Le chiffre d’affaires d’Avio en 2019 a chuté de 5% à 368,7 millions d’euros (406,8 millions de dollars) tandis que le bénéfice a augmenté de 5% à 27 millions d’euros, a annoncé le 26 mars Ranzo. Juillet.

Avio n’a pas publié d’orientation financière pour 2020, affirmant que la pandémie de coronavirus a rendu les prévisions inutiles pour l’instant.

Ranzo, cependant, a déclaré qu’Avio reste confiant quant aux nouvelles opportunités commerciales.

La conférence ministérielle de l’Agence spatiale européenne en 2019 a alloué 490 millions d’euros aux programmes Avio, selon une présentation de l’entreprise.

Vega C, à moins d’un arrêt prolongé du port spatial, est sur le point d’être lancé au deuxième semestre 2020, a déclaré Ranzo. Cette fusée est conçue pour soulever environ 2300 kilogrammes vers une orbite terrestre basse, une augmentation d’environ 50% par rapport à la fusée Vega actuelle.

Avio progresse également sur une variante ultérieure prévue pour environ 2025 appelée Vega E, qui remplacerait les troisième et quatrième étages du Vega C par un seul étage de fusée à oxygène liquide et au méthane, augmentant sa capacité de levage à 2800 kilogrammes. Un essai de tir de la chambre de poussée imprimée en 3D de ce moteur au méthane a été effectué au Marshall Space Flight Center de la NASA, a annoncé l’Agence spatiale européenne le 3 mars.

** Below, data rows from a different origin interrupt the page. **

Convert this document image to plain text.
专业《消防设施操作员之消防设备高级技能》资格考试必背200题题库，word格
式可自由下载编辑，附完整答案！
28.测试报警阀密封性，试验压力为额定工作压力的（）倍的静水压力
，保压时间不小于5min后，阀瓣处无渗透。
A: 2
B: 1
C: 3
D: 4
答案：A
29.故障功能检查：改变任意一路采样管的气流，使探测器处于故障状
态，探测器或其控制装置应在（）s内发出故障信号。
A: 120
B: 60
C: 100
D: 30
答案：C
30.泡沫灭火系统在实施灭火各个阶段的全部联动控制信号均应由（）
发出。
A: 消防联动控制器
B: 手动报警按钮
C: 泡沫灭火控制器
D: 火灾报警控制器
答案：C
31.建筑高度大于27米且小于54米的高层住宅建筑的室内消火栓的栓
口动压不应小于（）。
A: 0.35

Ranzo a déclaré qu’Avio aura bientôt besoin d’un nouveau contrat de production de lanceurs d’Arianespace puisque le lot de 10 qu’il construit – un mélange de fusées Vega et Vega C – est presque entièrement vendu. Avio s’attend à ce que la future commande soit également d’environ 10 roquettes, a-t-il déclaré.

Avio est sous contrat pour construire des propulseurs à fusée solide pour les 14 premiers vols d’Ariane 6, le lanceur lourd ArianeGroup construit pour remplacer Ariane 5. Ranzo s’attend à ce qu’Avio reçoive la deuxième tranche de cet ordre de production cette année ou l’année prochaine .

Avio prévoit également “un tas de commandes” dans son programme de missiles tactiques naissant, at-il dit. Le missile sol-air CAMM-ER, abréviation de Common Anti-air Modular Missile Extended Range, pour lequel Avio fournit des systèmes de propulsion, a effectué son premier vol l’année dernière, a déclaré Ranzo.

Ranzo a déclaré qu’Avio s’attend à ce que les petits satellites de moins de 1 000 kilogrammes soient le segment à la croissance la plus rapide du marché de lancement d’ici 2028. Avio prévoit de cibler la plus petite extrémité de ce marché avec des manèges dédiés supplémentaires et un lanceur dédié aux petits satellites appelé Vega C Light.

Dans une interview en décembre, Ranzo a déclaré que les travaux sur Vega C Light commenceraient après l’introduction de Vega C, car Avio se concentre d’abord sur la finition de la plus grande fusée qu’elle a commencée en 2014. Vega C Light serait en grande partie identique à Vega C, mais sans le premier étage P120C, optimisant la fusée pour des missions allant jusqu’à 300 kilogrammes en orbite basse.